Aortic stenosis/hypertrophic cardiomyopathy
Use with caution in patients with obstruction in the outflow tract of the left ventricle.
Persistent nonproductive cough has been reported with all ACE inhibitors; the cough almost always resolves after discontinuation of therapy.
Dosage adjustment of insulin or oral hypoglycemic agents may be required. Hyperglycemia may occur and diabetes mellitus may manifest during administration.
Hyperkalemia, hypokalemia, hypercalcemia, hypochloremic alkalosis, hyponatremia, and hypomagnesemia may occur. Hyperkalemia is more likely to occur in patients with renal impairment or diabetes, elderly patients, or severely ill patients.
Neutropenia and bone marrow suppression may occur, and are seen more frequently in patients with renal impairment, especially if they also have collagen vascular disease.
Rarely, ACE inhibitors have been associated with a syndrome that starts with cholestatic jaundice and progresses to fulminant hepatic necrosis.
May occur or frank gout may be precipitated.
Excessive hypotension may occur, especially in severely salt- or volume-depleted patients or those with severe CHF. Syncope has been reported.
Increases in cholesterol and triglyceride levels may occur.
Hydrochlorothiazide can cause an idiosyncratic reaction, resulting in acute transient myopia and acute angle-closure glaucoma within hours to weeks of drug initiation.
In patients with severe CHF whose renal function may depend on the activity of the renin-angiotensin-aldosterone system, treatment with lisinopril may be associated with oliguria and/or progressive azotemia and, rarely, with acute renal failure and/or death. Increases in BUN and serum creatinine may occur.
The antihypertensives effects may be enhanced in the postsympathectomy patient.

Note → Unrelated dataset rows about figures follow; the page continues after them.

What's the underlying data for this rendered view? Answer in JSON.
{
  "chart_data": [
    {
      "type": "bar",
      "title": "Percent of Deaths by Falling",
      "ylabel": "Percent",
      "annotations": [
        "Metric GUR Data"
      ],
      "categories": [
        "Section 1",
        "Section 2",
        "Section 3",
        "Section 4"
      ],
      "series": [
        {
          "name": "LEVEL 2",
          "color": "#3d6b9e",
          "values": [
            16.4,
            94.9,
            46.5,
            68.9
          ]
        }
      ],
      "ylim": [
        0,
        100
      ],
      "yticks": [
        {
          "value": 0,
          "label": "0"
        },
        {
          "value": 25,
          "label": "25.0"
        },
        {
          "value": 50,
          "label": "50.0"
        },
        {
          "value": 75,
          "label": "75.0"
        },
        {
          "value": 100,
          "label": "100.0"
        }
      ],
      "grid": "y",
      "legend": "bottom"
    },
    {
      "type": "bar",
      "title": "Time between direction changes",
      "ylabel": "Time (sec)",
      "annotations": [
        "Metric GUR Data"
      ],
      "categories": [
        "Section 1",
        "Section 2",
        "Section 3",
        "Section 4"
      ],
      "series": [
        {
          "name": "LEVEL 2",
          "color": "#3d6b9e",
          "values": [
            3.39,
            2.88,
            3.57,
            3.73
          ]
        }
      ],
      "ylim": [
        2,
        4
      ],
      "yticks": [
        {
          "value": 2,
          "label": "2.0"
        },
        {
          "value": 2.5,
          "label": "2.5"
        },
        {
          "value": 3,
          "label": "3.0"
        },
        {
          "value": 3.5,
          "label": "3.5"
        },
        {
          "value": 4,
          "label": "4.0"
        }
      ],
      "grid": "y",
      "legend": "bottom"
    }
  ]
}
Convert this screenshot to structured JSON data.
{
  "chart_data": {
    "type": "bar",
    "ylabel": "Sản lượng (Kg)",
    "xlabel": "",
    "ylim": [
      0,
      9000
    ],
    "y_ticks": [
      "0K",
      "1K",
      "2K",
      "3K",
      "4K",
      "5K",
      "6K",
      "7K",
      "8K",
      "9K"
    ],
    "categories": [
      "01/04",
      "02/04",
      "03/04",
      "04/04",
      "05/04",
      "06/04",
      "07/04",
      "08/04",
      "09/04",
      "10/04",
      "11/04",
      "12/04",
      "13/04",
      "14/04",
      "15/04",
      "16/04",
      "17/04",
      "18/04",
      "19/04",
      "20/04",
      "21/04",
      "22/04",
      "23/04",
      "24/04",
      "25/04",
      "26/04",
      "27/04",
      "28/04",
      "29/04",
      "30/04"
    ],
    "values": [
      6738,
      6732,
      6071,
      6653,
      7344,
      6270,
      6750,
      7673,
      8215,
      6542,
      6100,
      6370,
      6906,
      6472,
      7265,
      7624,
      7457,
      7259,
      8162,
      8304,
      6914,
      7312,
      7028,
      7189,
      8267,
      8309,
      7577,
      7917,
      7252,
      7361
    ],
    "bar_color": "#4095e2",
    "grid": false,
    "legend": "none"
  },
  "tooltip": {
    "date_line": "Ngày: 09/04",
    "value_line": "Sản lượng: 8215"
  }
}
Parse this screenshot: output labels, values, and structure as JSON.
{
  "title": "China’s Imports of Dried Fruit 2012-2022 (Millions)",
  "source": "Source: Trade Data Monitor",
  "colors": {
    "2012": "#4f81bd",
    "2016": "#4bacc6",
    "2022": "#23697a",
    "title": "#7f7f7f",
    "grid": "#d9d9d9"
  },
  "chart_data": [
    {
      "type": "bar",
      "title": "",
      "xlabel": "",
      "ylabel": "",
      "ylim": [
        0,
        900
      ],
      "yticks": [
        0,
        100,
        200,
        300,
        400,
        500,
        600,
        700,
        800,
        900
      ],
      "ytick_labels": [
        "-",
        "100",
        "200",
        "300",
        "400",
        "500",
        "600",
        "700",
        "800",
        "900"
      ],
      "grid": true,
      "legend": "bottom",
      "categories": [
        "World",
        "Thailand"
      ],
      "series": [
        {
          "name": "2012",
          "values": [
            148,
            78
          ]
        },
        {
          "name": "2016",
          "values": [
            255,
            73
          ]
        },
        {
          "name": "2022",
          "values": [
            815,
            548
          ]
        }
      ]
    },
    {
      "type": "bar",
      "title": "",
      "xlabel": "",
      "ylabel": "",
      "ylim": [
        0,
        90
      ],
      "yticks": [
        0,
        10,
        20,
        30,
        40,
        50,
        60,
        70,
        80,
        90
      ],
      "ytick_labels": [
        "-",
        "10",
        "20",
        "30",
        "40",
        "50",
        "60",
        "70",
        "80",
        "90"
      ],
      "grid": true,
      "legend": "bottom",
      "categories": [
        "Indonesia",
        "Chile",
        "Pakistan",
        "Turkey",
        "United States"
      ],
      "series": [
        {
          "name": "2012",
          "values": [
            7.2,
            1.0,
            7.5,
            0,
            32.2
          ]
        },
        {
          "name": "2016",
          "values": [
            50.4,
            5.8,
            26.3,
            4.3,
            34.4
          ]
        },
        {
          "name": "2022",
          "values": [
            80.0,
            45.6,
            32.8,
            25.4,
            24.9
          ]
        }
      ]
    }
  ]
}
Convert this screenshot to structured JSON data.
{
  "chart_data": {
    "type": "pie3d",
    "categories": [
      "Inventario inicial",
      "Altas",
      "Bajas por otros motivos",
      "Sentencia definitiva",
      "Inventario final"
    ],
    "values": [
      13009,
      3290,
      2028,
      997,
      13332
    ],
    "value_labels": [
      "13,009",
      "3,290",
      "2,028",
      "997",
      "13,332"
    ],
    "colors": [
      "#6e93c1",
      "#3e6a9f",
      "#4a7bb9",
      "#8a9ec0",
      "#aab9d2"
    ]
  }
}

Risk of hypotension may be may be increased; if hypotension occurs, it can be corrected by volume expansion.
Systemic lupus erythematosus
May exacerbate or activate systemic lupus erythematosus.
Dehydration, electrolyte imbalance (eg, hypokalemia, hypochloremia, hyponatremia), hypotension.
- Inform patients that angioedema, including laryngeal edema, may occur at any time during treatment. Advise patients to immediately report any signs or symptoms suggesting angioedema (eg, swelling of the face, extremities, eyes, lips, tongue; difficulty in swallowing or breathing) and to stop taking the medication until they have consulted with their health care provider.
- Caution patients to report light-headedness, especially during the first few days of therapy. If syncope occurs, advise patients to discontinue the medication until they have consulted their health care provider.
- Caution all patients that excessive perspiration, dehydration, vomiting, or diarrhea may lead to an excessive fall in BP because of reduction in fluid volume.
- Instruct patients not to use salt substitutes containing potassium without consulting their health care provider.
- Inform patients to promptly report any indication of infection (eg, sore throat, fever), which may be a sign of leukopenia/neutropenia.
- Inform women of childbearing age about the consequences of exposure to ACE inhibitors during pregnancy. Advise patients to report pregnancies to their health care provider as soon as possible.
- Instruct diabetic patients to monitor blood glucose more frequently when lisinopril/hydrochlorothiazide is started or their dose is changed, and to inform their health care provider of significant changes in readings.
- Caution patients to avoid sudden position changes to prevent orthostatic hypotension and to lie or sit down if they experience dizziness or light-headedness when standing.
- Instruct patients to inform their health care provider if a persistent cough develops while they are taking lisinopril/hydrochlorothiazide.